Circonstance : Voyage au Maroc de Philippe Douste-Blazy le 12 juillet 2005 : entretiens avec le Roi Mohammed VI et son homologue Mohamed Benaïssa

Texte intégral

A l'issue de ma visite au Maroc, je voudrais remercier vivement Sa Majesté le Roi Mohammed VI, les autorités marocaines, en particulier M. Benaïssa, pour leur accueil très chaleureux, témoignage, s'il en fallait, de la qualité exceptionnelle de la relation franco-marocaine. J'aime ce pays. J'y suis venu souvent, parfois en vacances, parfois d'ailleurs, à l'époque où j'étais cardiologue, pour y travailler. Vous avez de très grands cardiologues ici, de très bons médecins.

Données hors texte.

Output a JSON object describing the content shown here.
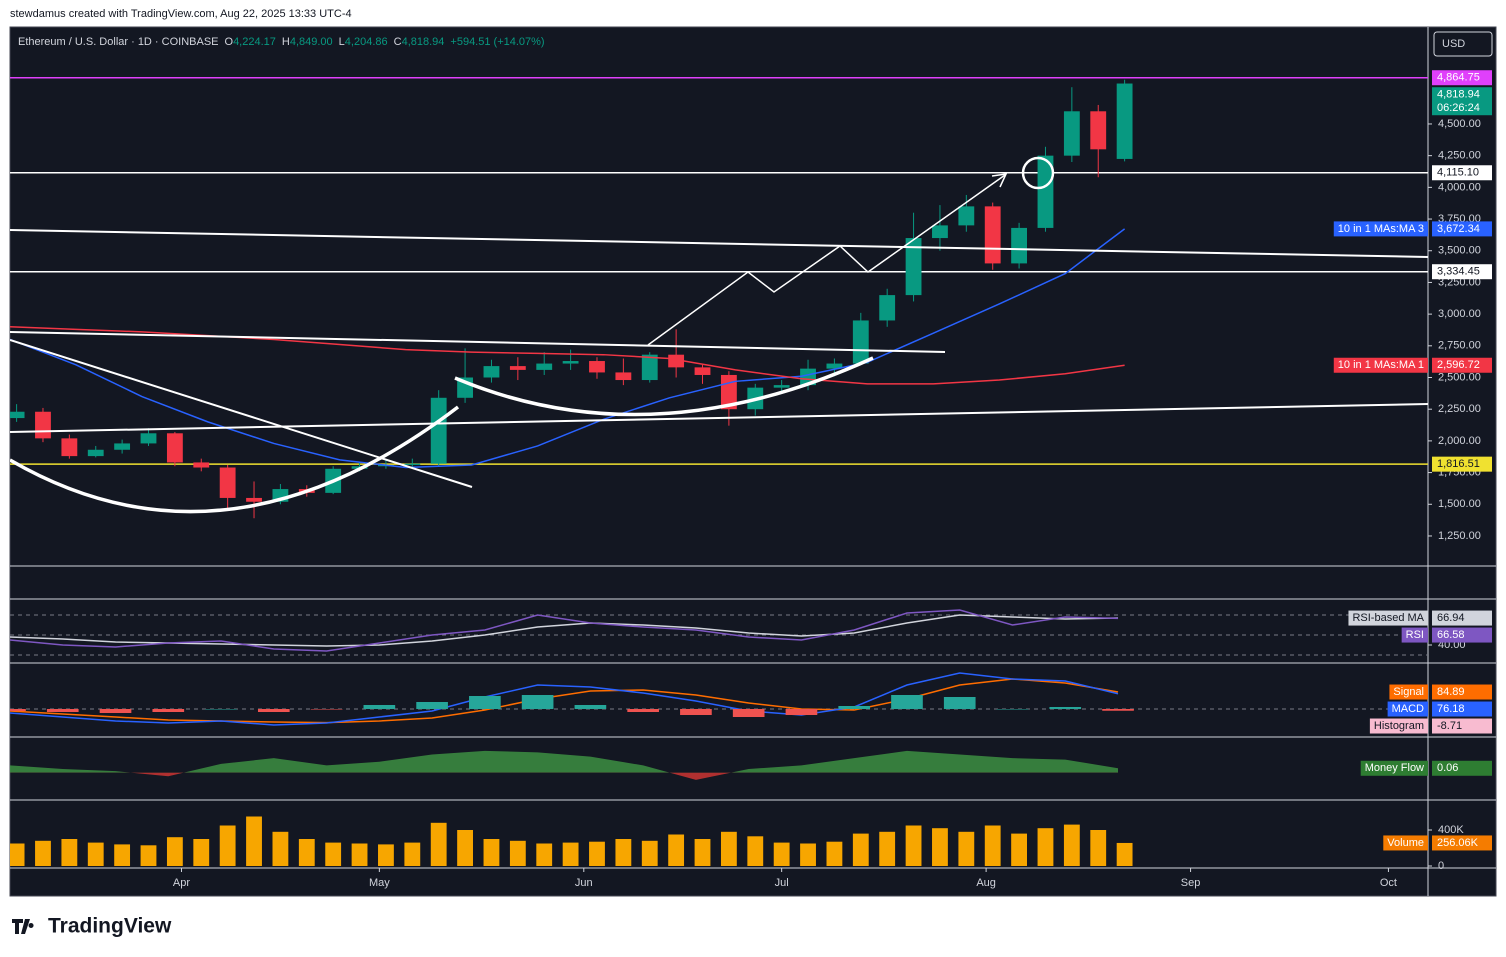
{
  "header": {
    "credit": "stewdamus created with TradingView.com, Aug 22, 2025 13:33 UTC-4",
    "currency": "USD"
  },
  "legend": {
    "symbol": "Ethereum / U.S. Dollar · 1D · COINBASE",
    "items": [
      {
        "key": "O",
        "value": "4,224.17"
      },
      {
        "key": "H",
        "value": "4,849.00"
      },
      {
        "key": "L",
        "value": "4,204.86"
      },
      {
        "key": "C",
        "value": "4,818.94"
      }
    ],
    "change": "+594.51 (+14.07%)"
  },
  "footer": {
    "brand": "TradingView"
  },
  "chart_data": [
    {
      "type": "candlestick",
      "x": [
        1,
        5,
        9,
        13,
        17,
        21,
        25,
        29,
        33,
        37,
        41,
        45,
        49,
        53,
        57,
        61,
        65,
        69,
        73,
        77,
        81,
        85,
        89,
        93,
        97,
        101,
        105,
        109,
        113,
        117,
        121,
        125,
        129,
        133,
        137,
        141,
        145,
        149,
        153,
        157,
        161,
        165,
        169
      ],
      "open": [
        2180,
        2230,
        2020,
        1880,
        1930,
        1980,
        2060,
        1830,
        1790,
        1550,
        1520,
        1620,
        1590,
        1780,
        1800,
        1810,
        1820,
        2340,
        2500,
        2590,
        2560,
        2610,
        2630,
        2540,
        2480,
        2680,
        2580,
        2520,
        2250,
        2420,
        2440,
        2570,
        2610,
        2950,
        3150,
        3600,
        3700,
        3850,
        3400,
        3680,
        4250,
        4600,
        4224.17
      ],
      "high": [
        2290,
        2260,
        2050,
        1960,
        2010,
        2100,
        2070,
        1860,
        1810,
        1680,
        1660,
        1650,
        1800,
        1830,
        1850,
        1860,
        2400,
        2730,
        2640,
        2660,
        2700,
        2720,
        2660,
        2650,
        2700,
        2880,
        2600,
        2550,
        2450,
        2480,
        2640,
        2650,
        3010,
        3200,
        3800,
        3860,
        3940,
        3880,
        3720,
        4320,
        4790,
        4650,
        4849
      ],
      "low": [
        2150,
        1990,
        1860,
        1870,
        1900,
        1960,
        1800,
        1760,
        1450,
        1390,
        1500,
        1560,
        1580,
        1760,
        1780,
        1790,
        1800,
        2300,
        2460,
        2480,
        2520,
        2560,
        2490,
        2440,
        2460,
        2500,
        2450,
        2120,
        2200,
        2380,
        2400,
        2510,
        2600,
        2900,
        3100,
        3500,
        3650,
        3350,
        3360,
        3650,
        4200,
        4080,
        4204.86
      ],
      "close": [
        2230,
        2020,
        1880,
        1930,
        1980,
        2060,
        1830,
        1790,
        1550,
        1520,
        1620,
        1590,
        1780,
        1800,
        1810,
        1820,
        2340,
        2500,
        2590,
        2560,
        2610,
        2630,
        2540,
        2480,
        2680,
        2580,
        2520,
        2250,
        2420,
        2440,
        2570,
        2610,
        2950,
        3150,
        3600,
        3700,
        3850,
        3400,
        3680,
        4250,
        4600,
        4300,
        4818.94
      ],
      "up_color": "#089981",
      "down_color": "#f23645",
      "last_price_label": "4,818.94",
      "countdown": "06:26:24",
      "xlim": [
        0,
        215
      ],
      "xticks": [
        {
          "value": 26,
          "label": "Apr"
        },
        {
          "value": 56,
          "label": "May"
        },
        {
          "value": 87,
          "label": "Jun"
        },
        {
          "value": 117,
          "label": "Jul"
        },
        {
          "value": 148,
          "label": "Aug"
        },
        {
          "value": 179,
          "label": "Sep"
        },
        {
          "value": 209,
          "label": "Oct"
        }
      ],
      "ylim": [
        1021,
        5257
      ],
      "yticks": [
        {
          "value": 1250,
          "label": "1,250.00"
        },
        {
          "value": 1500,
          "label": "1,500.00"
        },
        {
          "value": 1750,
          "label": "1,750.00"
        },
        {
          "value": 2000,
          "label": "2,000.00"
        },
        {
          "value": 2250,
          "label": "2,250.00"
        },
        {
          "value": 2500,
          "label": "2,500.00"
        },
        {
          "value": 2750,
          "label": "2,750.00"
        },
        {
          "value": 3000,
          "label": "3,000.00"
        },
        {
          "value": 3250,
          "label": "3,250.00"
        },
        {
          "value": 3500,
          "label": "3,500.00"
        },
        {
          "value": 3750,
          "label": "3,750.00"
        },
        {
          "value": 4000,
          "label": "4,000.00"
        },
        {
          "value": 4250,
          "label": "4,250.00"
        },
        {
          "value": 4500,
          "label": "4,500.00"
        }
      ],
      "levels": [
        {
          "value": 4864.75,
          "label": "4,864.75",
          "color": "#e040fb"
        },
        {
          "value": 4115.1,
          "label": "4,115.10",
          "color": "#ffffff"
        },
        {
          "value": 3334.45,
          "label": "3,334.45",
          "color": "#ffffff"
        },
        {
          "value": 1816.51,
          "label": "1,816.51",
          "color": "#f0e130"
        }
      ],
      "series": [
        {
          "name": "10 in 1 MAs:MA 3",
          "color": "#2962ff",
          "kind": "line",
          "x": [
            0,
            10,
            20,
            30,
            40,
            50,
            60,
            70,
            80,
            90,
            100,
            110,
            120,
            130,
            140,
            150,
            160,
            169
          ],
          "values": [
            2800,
            2600,
            2350,
            2150,
            1980,
            1850,
            1790,
            1810,
            1960,
            2170,
            2340,
            2470,
            2510,
            2620,
            2850,
            3080,
            3320,
            3672.34
          ],
          "last_value_label": "3,672.34"
        },
        {
          "name": "10 in 1 MAs:MA 1",
          "color": "#f23645",
          "kind": "line",
          "x": [
            0,
            10,
            20,
            30,
            40,
            50,
            60,
            70,
            80,
            90,
            100,
            110,
            120,
            130,
            140,
            150,
            160,
            169
          ],
          "values": [
            2900,
            2880,
            2860,
            2830,
            2800,
            2760,
            2720,
            2700,
            2690,
            2680,
            2650,
            2560,
            2490,
            2450,
            2450,
            2480,
            2530,
            2596.72
          ],
          "last_value_label": "2,596.72"
        }
      ]
    },
    {
      "type": "line",
      "x": [
        0,
        8,
        16,
        24,
        32,
        40,
        48,
        56,
        64,
        72,
        80,
        88,
        96,
        104,
        112,
        120,
        128,
        136,
        144,
        152,
        160,
        168
      ],
      "xlim": [
        0,
        215
      ],
      "ylim": [
        25,
        85
      ],
      "yticks": [
        {
          "value": 40,
          "label": "40.00"
        }
      ],
      "levels": [
        30,
        50,
        70
      ],
      "series": [
        {
          "name": "RSI-based MA",
          "color": "#d1d4dc",
          "kind": "line",
          "values": [
            48,
            46,
            43,
            42,
            41,
            40,
            39,
            40,
            44,
            50,
            58,
            62,
            60,
            57,
            52,
            49,
            52,
            62,
            70,
            68,
            66,
            66.94
          ],
          "last_value_label": "66.94"
        },
        {
          "name": "RSI",
          "color": "#7e57c2",
          "kind": "line",
          "values": [
            45,
            40,
            38,
            42,
            44,
            36,
            34,
            42,
            50,
            55,
            70,
            62,
            58,
            55,
            48,
            45,
            55,
            72,
            75,
            60,
            68,
            66.58
          ],
          "last_value_label": "66.58"
        }
      ]
    },
    {
      "type": "line",
      "x": [
        0,
        8,
        16,
        24,
        32,
        40,
        48,
        56,
        64,
        72,
        80,
        88,
        96,
        104,
        112,
        120,
        128,
        136,
        144,
        152,
        160,
        168
      ],
      "xlim": [
        0,
        215
      ],
      "ylim": [
        -130,
        220
      ],
      "levels": [
        0
      ],
      "series": [
        {
          "name": "Signal",
          "color": "#ff6d00",
          "kind": "line",
          "values": [
            -10,
            -25,
            -40,
            -55,
            -60,
            -65,
            -68,
            -60,
            -45,
            -5,
            50,
            90,
            95,
            70,
            30,
            0,
            -5,
            50,
            120,
            150,
            130,
            84.89
          ],
          "last_value_label": "84.89"
        },
        {
          "name": "MACD",
          "color": "#2962ff",
          "kind": "line",
          "values": [
            -20,
            -40,
            -60,
            -70,
            -60,
            -80,
            -70,
            -40,
            -10,
            60,
            120,
            110,
            80,
            40,
            -10,
            -30,
            10,
            120,
            180,
            150,
            140,
            76.18
          ],
          "last_value_label": "76.18"
        },
        {
          "name": "Histogram",
          "color": "#f8bbd0",
          "kind": "bar",
          "up_color": "#26a69a",
          "down_color": "#ef5350",
          "values": [
            -10,
            -15,
            -20,
            -15,
            0,
            -15,
            -2,
            20,
            35,
            65,
            70,
            20,
            -15,
            -30,
            -40,
            -30,
            15,
            70,
            60,
            0,
            10,
            -8.71
          ],
          "last_value_label": "-8.71"
        }
      ]
    },
    {
      "type": "line",
      "x": [
        0,
        8,
        16,
        24,
        32,
        40,
        48,
        56,
        64,
        72,
        80,
        88,
        96,
        104,
        112,
        120,
        128,
        136,
        144,
        152,
        160,
        168
      ],
      "xlim": [
        0,
        215
      ],
      "ylim": [
        -0.35,
        0.45
      ],
      "series": [
        {
          "name": "Money Flow",
          "color": "#2e7d32",
          "kind": "area",
          "up_color": "#43a047",
          "down_color": "#e53935",
          "values": [
            0.1,
            0.05,
            0.02,
            -0.05,
            0.12,
            0.2,
            0.1,
            0.15,
            0.25,
            0.3,
            0.28,
            0.22,
            0.1,
            -0.1,
            0.05,
            0.1,
            0.2,
            0.3,
            0.25,
            0.2,
            0.18,
            0.06
          ],
          "last_value_label": "0.06"
        }
      ]
    },
    {
      "type": "bar",
      "name": "Volume",
      "color": "#f7a600",
      "label_color": "#f57c00",
      "x": [
        1,
        5,
        9,
        13,
        17,
        21,
        25,
        29,
        33,
        37,
        41,
        45,
        49,
        53,
        57,
        61,
        65,
        69,
        73,
        77,
        81,
        85,
        89,
        93,
        97,
        101,
        105,
        109,
        113,
        117,
        121,
        125,
        129,
        133,
        137,
        141,
        145,
        149,
        153,
        157,
        161,
        165,
        169
      ],
      "values": [
        250000,
        280000,
        300000,
        260000,
        240000,
        230000,
        320000,
        300000,
        450000,
        550000,
        380000,
        300000,
        260000,
        250000,
        240000,
        260000,
        480000,
        400000,
        300000,
        280000,
        250000,
        260000,
        270000,
        300000,
        280000,
        350000,
        300000,
        380000,
        330000,
        260000,
        250000,
        270000,
        360000,
        380000,
        450000,
        420000,
        380000,
        450000,
        360000,
        420000,
        460000,
        400000,
        256060
      ],
      "last_value_label": "256.06K",
      "xlim": [
        0,
        215
      ],
      "ylim": [
        0,
        600000
      ],
      "yticks": [
        0,
        {
          "value": 400000,
          "label": "400K"
        }
      ]
    }
  ]
}
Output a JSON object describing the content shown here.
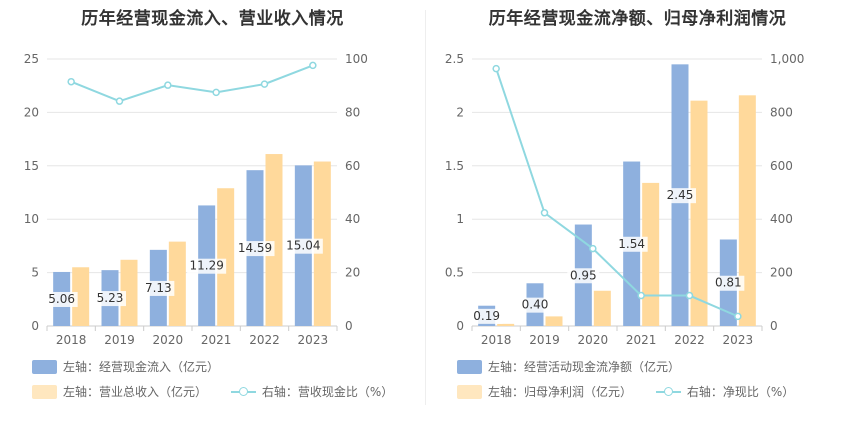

Voilà, j'aime ce pays, et je voulais vous le dire très franchement avec beaucoup de sincérité.
De mon entretien avec Sa Majesté le Roi, ainsi qu'avec mon homologue, M. Mohamed Benaïssa, je retiens tout d'abord une volonté commune de continuer à approfondir notre partenariat stratégique, dans la lignée de la visite d'Etat du président de la République. Notre dialogue politique est dense, confiant, rythmé par des échéances majeures, essentiellement la septième rencontre des chefs de gouvernement à Rabat les 26 et 27 septembre prochain. Le Maroc et la France partagent une vision commune des grands problèmes internationaux et des défis régionaux.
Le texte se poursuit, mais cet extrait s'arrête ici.